PII is redacted before the prompt reaches the model. Tokens are replaced with placeholders that the application layer resolves only for authorised users:

Original: "Payment to Nguyễn Văn A, phone 0901234567"
Model sees: "Payment to [PERSON_1], phone [PHONE_1]"

The mapping table that resolves placeholders is held by the application, not the model. The model reasons about “the buyer” without ever seeing the buyer’s name or phone number. This is the same redaction surface described in Pillar II §2.1.

After the model returns, we scan the response a second time. Three checks fire on every call.

  • Unresolved placeholders. A placeholder that survived back into the response means the model fabricated structure that needs review.
  • Raw PII patterns. Phone numbers, ID numbers, or email addresses present in the output even though redaction removed them from the input.
  • Tenant identifiers. Internal IDs (tenant_id, customer_id) that should not appear in user-facing text.

Responses failing any check are transformed. Replace with a generic descriptor (“the buyer”, “the vendor”), redact entirely if the value is not safely rendered, or block and trigger an incident if the pattern suggests cross-tenant bleed.

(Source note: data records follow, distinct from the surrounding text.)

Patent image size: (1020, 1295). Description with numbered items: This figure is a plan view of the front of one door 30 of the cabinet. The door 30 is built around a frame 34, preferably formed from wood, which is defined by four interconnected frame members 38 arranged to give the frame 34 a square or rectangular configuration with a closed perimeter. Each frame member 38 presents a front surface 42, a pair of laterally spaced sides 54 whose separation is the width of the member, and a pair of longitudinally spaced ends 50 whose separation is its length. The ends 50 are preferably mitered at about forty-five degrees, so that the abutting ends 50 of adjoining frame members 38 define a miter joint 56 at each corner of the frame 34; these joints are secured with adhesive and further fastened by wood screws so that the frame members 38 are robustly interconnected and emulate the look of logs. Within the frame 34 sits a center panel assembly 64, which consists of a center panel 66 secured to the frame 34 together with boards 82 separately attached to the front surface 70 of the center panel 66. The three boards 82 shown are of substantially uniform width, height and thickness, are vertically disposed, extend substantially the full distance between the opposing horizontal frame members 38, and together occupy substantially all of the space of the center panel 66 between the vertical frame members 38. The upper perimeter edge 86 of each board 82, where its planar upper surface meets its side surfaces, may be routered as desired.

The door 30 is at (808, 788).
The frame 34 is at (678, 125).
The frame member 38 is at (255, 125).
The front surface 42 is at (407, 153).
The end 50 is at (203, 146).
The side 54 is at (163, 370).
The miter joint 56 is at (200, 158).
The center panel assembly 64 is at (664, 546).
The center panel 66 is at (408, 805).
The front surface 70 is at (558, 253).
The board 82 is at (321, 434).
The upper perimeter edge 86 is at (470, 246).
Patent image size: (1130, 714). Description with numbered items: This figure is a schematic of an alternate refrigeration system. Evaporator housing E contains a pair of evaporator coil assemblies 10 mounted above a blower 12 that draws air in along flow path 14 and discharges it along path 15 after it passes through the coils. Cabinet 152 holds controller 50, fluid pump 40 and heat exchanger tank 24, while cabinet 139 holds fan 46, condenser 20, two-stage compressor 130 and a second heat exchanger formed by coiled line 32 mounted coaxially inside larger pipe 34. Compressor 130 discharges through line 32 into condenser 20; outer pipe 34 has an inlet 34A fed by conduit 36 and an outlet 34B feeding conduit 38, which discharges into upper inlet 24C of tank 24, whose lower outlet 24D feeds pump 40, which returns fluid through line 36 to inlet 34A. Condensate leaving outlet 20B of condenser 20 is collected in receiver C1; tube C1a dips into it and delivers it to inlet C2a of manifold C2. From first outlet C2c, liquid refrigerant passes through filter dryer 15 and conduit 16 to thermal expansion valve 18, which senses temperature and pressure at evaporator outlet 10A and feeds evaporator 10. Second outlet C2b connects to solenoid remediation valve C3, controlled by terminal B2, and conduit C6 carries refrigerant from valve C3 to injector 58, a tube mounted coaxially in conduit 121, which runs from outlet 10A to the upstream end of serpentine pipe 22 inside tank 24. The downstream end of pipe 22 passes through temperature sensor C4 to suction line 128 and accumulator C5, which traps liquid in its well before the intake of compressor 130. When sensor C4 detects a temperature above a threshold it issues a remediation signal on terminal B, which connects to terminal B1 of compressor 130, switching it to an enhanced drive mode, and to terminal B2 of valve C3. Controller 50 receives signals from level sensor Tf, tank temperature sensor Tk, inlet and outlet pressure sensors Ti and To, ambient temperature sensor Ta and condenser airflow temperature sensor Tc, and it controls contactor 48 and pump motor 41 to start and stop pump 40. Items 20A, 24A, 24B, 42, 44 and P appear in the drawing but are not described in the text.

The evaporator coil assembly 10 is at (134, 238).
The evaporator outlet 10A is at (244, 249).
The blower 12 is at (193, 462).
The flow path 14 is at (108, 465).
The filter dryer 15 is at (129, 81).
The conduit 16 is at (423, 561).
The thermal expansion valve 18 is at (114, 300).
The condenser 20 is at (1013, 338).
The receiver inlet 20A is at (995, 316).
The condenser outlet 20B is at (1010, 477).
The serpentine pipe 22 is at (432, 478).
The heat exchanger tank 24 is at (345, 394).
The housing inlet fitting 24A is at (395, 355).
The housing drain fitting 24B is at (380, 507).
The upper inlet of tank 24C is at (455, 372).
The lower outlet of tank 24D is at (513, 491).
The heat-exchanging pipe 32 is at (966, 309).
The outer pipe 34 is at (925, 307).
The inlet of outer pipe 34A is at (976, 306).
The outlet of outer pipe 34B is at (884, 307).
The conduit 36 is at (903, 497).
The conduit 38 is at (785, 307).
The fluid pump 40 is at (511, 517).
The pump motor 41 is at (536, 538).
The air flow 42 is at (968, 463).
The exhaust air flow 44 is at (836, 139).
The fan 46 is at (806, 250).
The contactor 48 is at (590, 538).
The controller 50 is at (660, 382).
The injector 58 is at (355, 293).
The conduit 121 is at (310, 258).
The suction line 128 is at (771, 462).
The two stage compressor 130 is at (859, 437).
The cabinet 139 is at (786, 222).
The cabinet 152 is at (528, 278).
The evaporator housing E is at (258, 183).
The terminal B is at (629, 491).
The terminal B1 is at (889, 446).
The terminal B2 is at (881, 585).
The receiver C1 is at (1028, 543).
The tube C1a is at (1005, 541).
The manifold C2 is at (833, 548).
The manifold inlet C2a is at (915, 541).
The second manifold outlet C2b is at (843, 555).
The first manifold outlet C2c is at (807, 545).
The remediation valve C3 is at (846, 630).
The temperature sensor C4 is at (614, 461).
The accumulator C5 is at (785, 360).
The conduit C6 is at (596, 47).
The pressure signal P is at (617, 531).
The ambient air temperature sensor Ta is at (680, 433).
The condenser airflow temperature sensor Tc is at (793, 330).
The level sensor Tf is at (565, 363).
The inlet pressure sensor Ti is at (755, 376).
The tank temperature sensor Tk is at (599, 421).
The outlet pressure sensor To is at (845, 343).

Every agent carries the current user’s tenant_id in its context. The output validator enforces two invariants. No response references a tenant_id other than the current one, and every named vendor or customer entity falls inside the current tenant’s scope. Cross-tenant leakage is a SEV1 incident. The Kill-switch criteria in §11 list it.

System prompts are not assumed secret, but they are protected.

  • System prompts never contain secrets (API keys, internal hostnames, credentials).
  • The output validator scans for known fragments of the system prompt that should not appear in user-facing text.
  • Red-team scenarios test for system-prompt extraction on a continuous cadence (Pillar III §7).

Fine-tuned models memorise rare or duplicated samples. Empirically, samples appearing more than five times in a training corpus tend to be reconstructable under adversarial probing. Our mitigations:

  • Deduplication of training data. No duplicate samples enter the corpus.
  • Differential privacy experimentally applied for high-sensitivity fine-tunes.
  • Memorisation testing. We probe candidate models with prefixes drawn from the training set and check for verbatim continuation before promoting them.
  • Train only on redacted data. Raw PII does not enter training corpora. What enters has already passed Layer 1 redaction.

We disclose the redaction architecture to customers at a level meaningful without being a roadmap for attack. An overview of the redaction approach, our memorisation mitigations, and the right to request data deletion (the DSAR path documented in Pillar II §3). The exact regex set and classifier weights are not published.